= Attiwell Wood =

Irish politician, barrister and Law Officer

Attiwell Wood (1728-1784) was an Irish politician, barrister and Law Officer of the eighteenth century.

==Background==

He was a native of County Cork. He was born into a family which had a long association with the town of Bandon; an earlier Attiwell Wood, probably his grandfather, was a member of Bandon Corporation in 1702. There is reason to believe that the eldest son in each generation of the Wood family was named Attiwell, and the tradition continued up to the late nineteenth century.

==Career==

He entered the Trinity College Dublin in 1744 and the Middle Temple in 1747. He was called to the Irish Bar in 1753. He became Third Serjeant-at-law (Ireland) in 1777 and was made Second Serjeant in 1779; he held the latter office until his death.
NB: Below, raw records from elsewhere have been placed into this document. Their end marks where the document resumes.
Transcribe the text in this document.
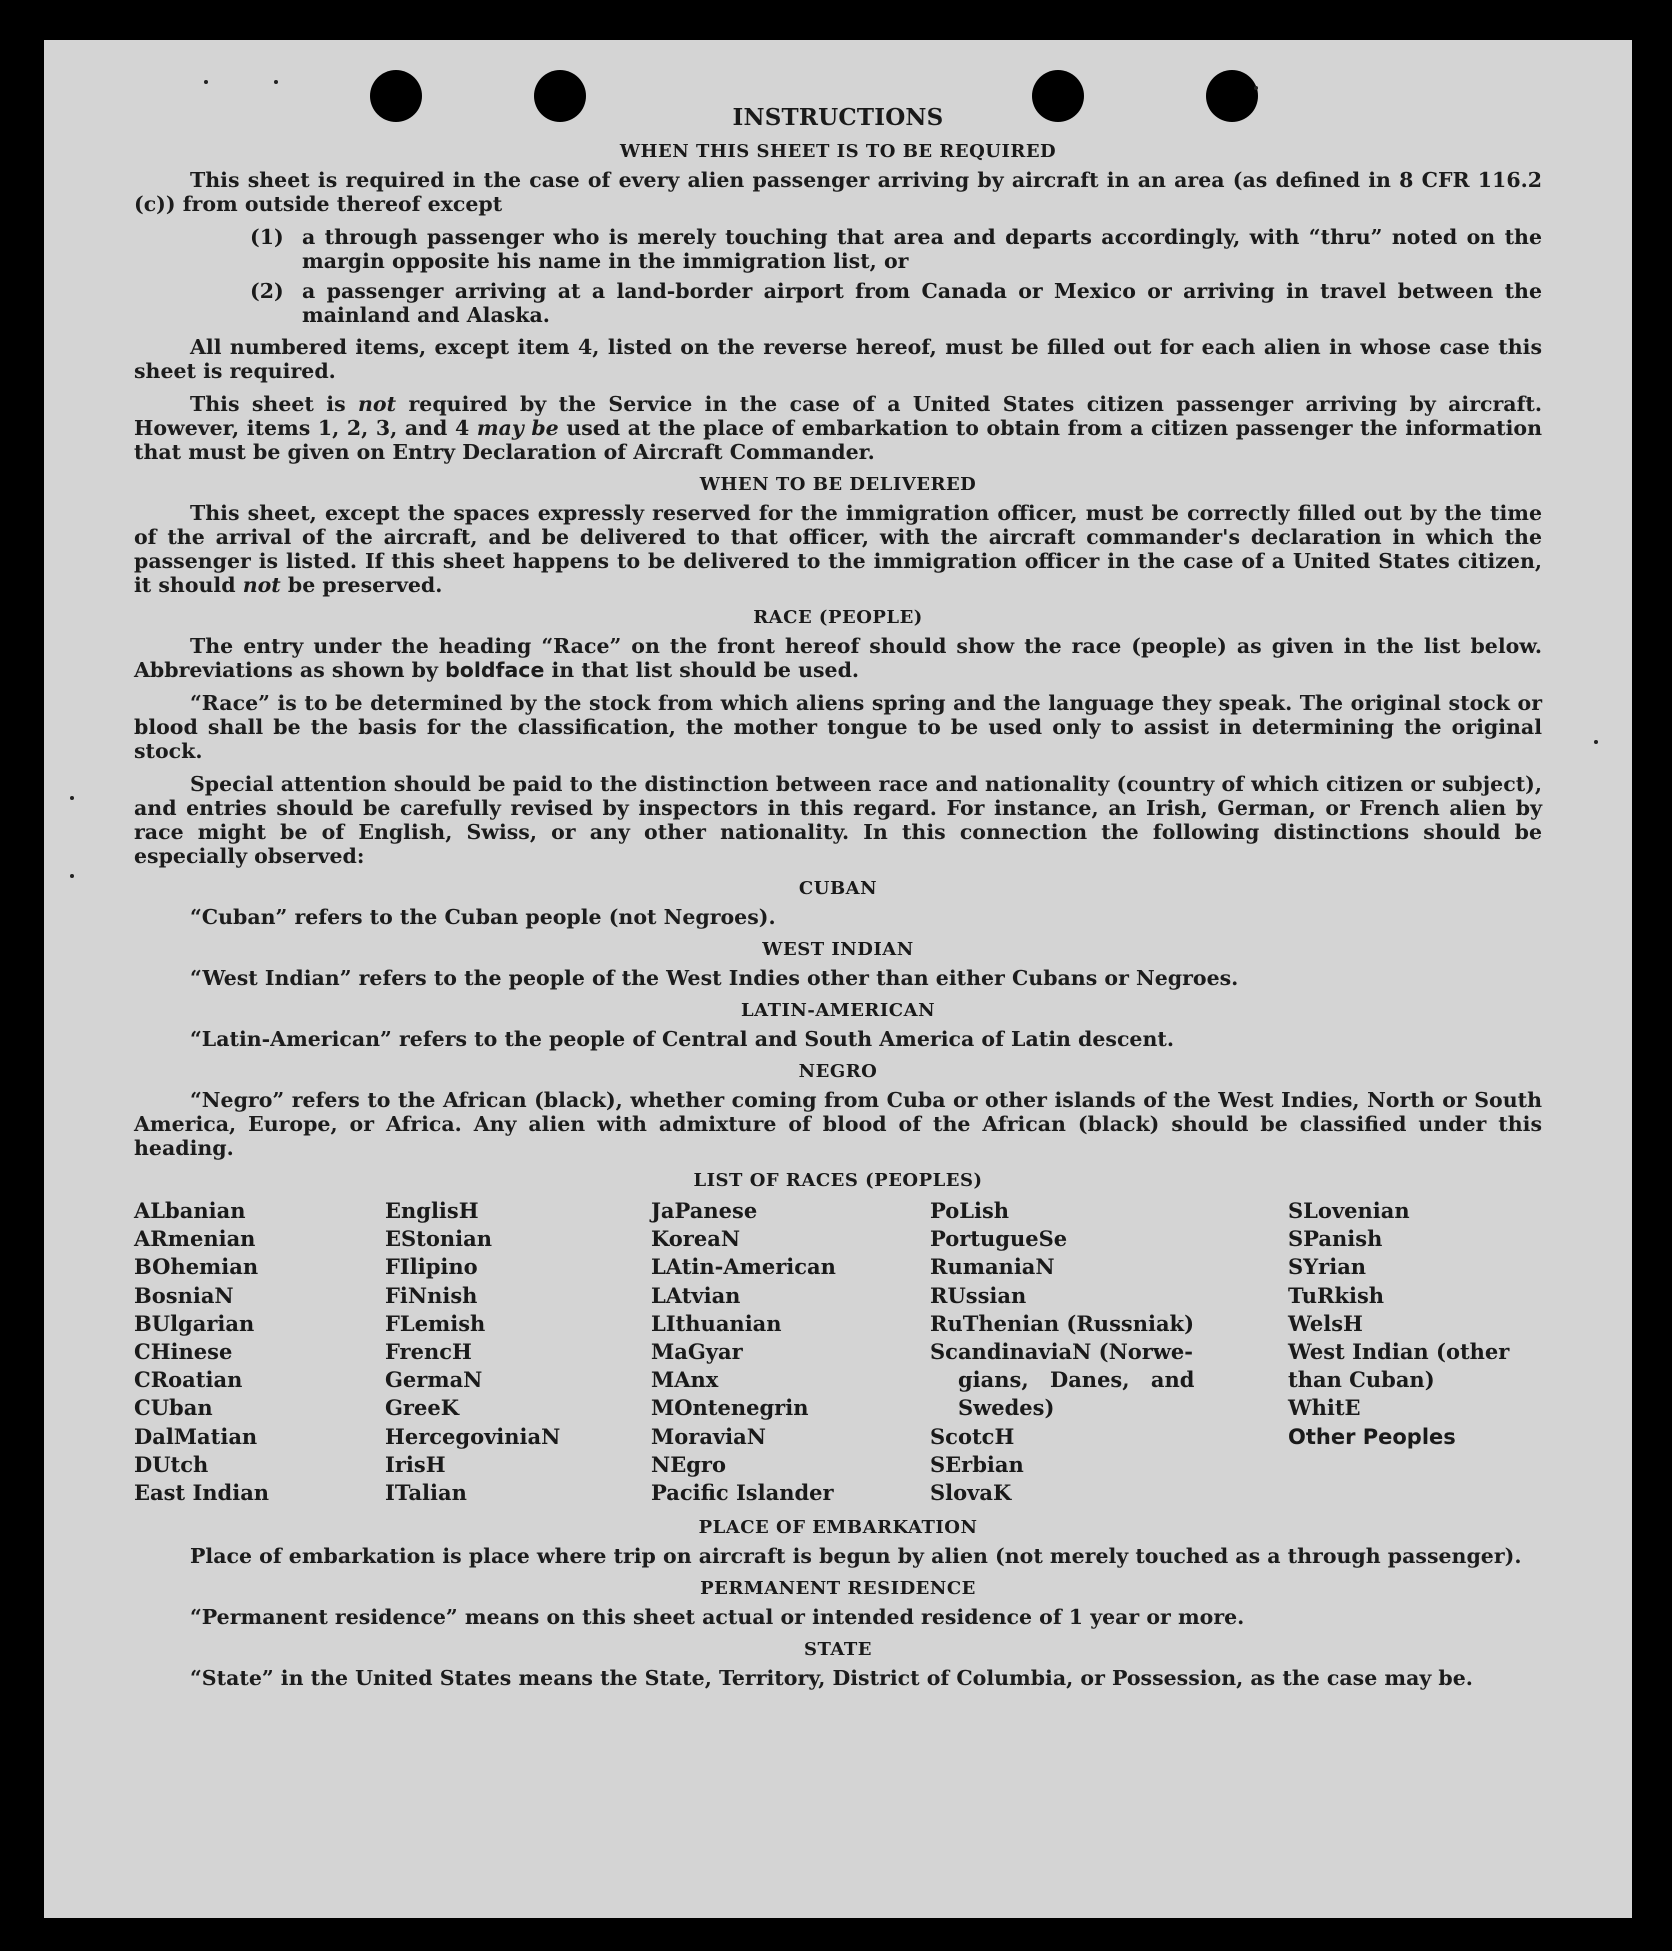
INSTRUCTIONS
WHEN THIS SHEET IS TO BE REQUIRED

This sheet is required in the case of every alien passenger arriving by aircraft in an area (as defined in 8 CFR 116.2 (c)) from outside thereof except

(1) a through passenger who is merely touching that area and departs accordingly, with “thru” noted on the margin opposite his name in the immigration list, or
(2) a passenger arriving at a land-border airport from Canada or Mexico or arriving in travel between the mainland and Alaska.

All numbered items, except item 4, listed on the reverse hereof, must be filled out for each alien in whose case this sheet is required.

This sheet is not required by the Service in the case of a United States citizen passenger arriving by aircraft. However, items 1, 2, 3, and 4 may be used at the place of embarkation to obtain from a citizen passenger the information that must be given on Entry Declaration of Aircraft Commander.

WHEN TO BE DELIVERED

This sheet, except the spaces expressly reserved for the immigration officer, must be correctly filled out by the time of the arrival of the aircraft, and be delivered to that officer, with the aircraft commander's declaration in which the passenger is listed. If this sheet happens to be delivered to the immigration officer in the case of a United States citizen, it should not be preserved.

RACE (PEOPLE)

The entry under the heading “Race” on the front hereof should show the race (people) as given in the list below. Abbreviations as shown by boldface in that list should be used.

“Race” is to be determined by the stock from which aliens spring and the language they speak. The original stock or blood shall be the basis for the classification, the mother tongue to be used only to assist in determining the original stock.

Special attention should be paid to the distinction between race and nationality (country of which citizen or subject), and entries should be carefully revised by inspectors in this regard. For instance, an Irish, German, or French alien by race might be of English, Swiss, or any other nationality. In this connection the following distinctions should be especially observed:

CUBAN

“Cuban” refers to the Cuban people (not Negroes).

WEST INDIAN

“West Indian” refers to the people of the West Indies other than either Cubans or Negroes.

LATIN-AMERICAN

“Latin-American” refers to the people of Central and South America of Latin descent.

NEGRO

“Negro” refers to the African (black), whether coming from Cuba or other islands of the West Indies, North or South America, Europe, or Africa. Any alien with admixture of blood of the African (black) should be classified under this heading.

LIST OF RACES (PEOPLES)
ALbanian
ARmenian
BOhemian
BosniaN
BUlgarian
CHinese
CRoatian
CUban
DalMatian
DUtch
East Indian
EnglisH
EStonian
FIlipino
FiNnish
FLemish
FrencH
GermaN
GreeK
HercegoviniaN
IrisH
ITalian
JaPanese
KoreaN
LAtin-American
LAtvian
LIthuanian
MaGyar
MAnx
MOntenegrin
MoraviaN
NEgro
Pacific Islander
PoLish
PortugueSe
RumaniaN
RUssian
RuThenian (Russniak)
ScandinaviaN (Norwe-
gians, Danes, and
Swedes)
ScotcH
SErbian
SlovaK
SLovenian
SPanish
SYrian
TuRkish
WelsH
West Indian (other
than Cuban)
WhitE
Other Peoples
PLACE OF EMBARKATION

Place of embarkation is place where trip on aircraft is begun by alien (not merely touched as a through passenger).

PERMANENT RESIDENCE

“Permanent residence” means on this sheet actual or intended residence of 1 year or more.

STATE

“State” in the United States means the State, Territory, District of Columbia, or Possession, as the case may be.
He sat in the Irish House of Commons as member for Castlemartyr from 1769 to 1776, and for Clonakilty from 1776 to 1783. He died in March of the following year.

==Marriage and children==

He married Elizabeth Falkiner, daughter of Sir Riggs Falkiner, 1st Baronet and his first wife Mary Barker. Sir Riggs represented the same two constituencies in reverse order: presumably he and his son-in-law did a "swap" as to which seat each would hold. Attiwell and Elizabeth had at least one son, also named Attiwell, who married Mary Brasier, daughter of Kilner Brasier, and a daughter Louisa, who married Hugh Norcott (died 1834) JP, of Castleconnell and Springfield, County Limerick. Louisa died in 1839; she and Hugh had no children.

A later Attiwell Wood, who was probably the Serjeant's great-grandson, is recorded as a landowner in County Cork in the 1870s.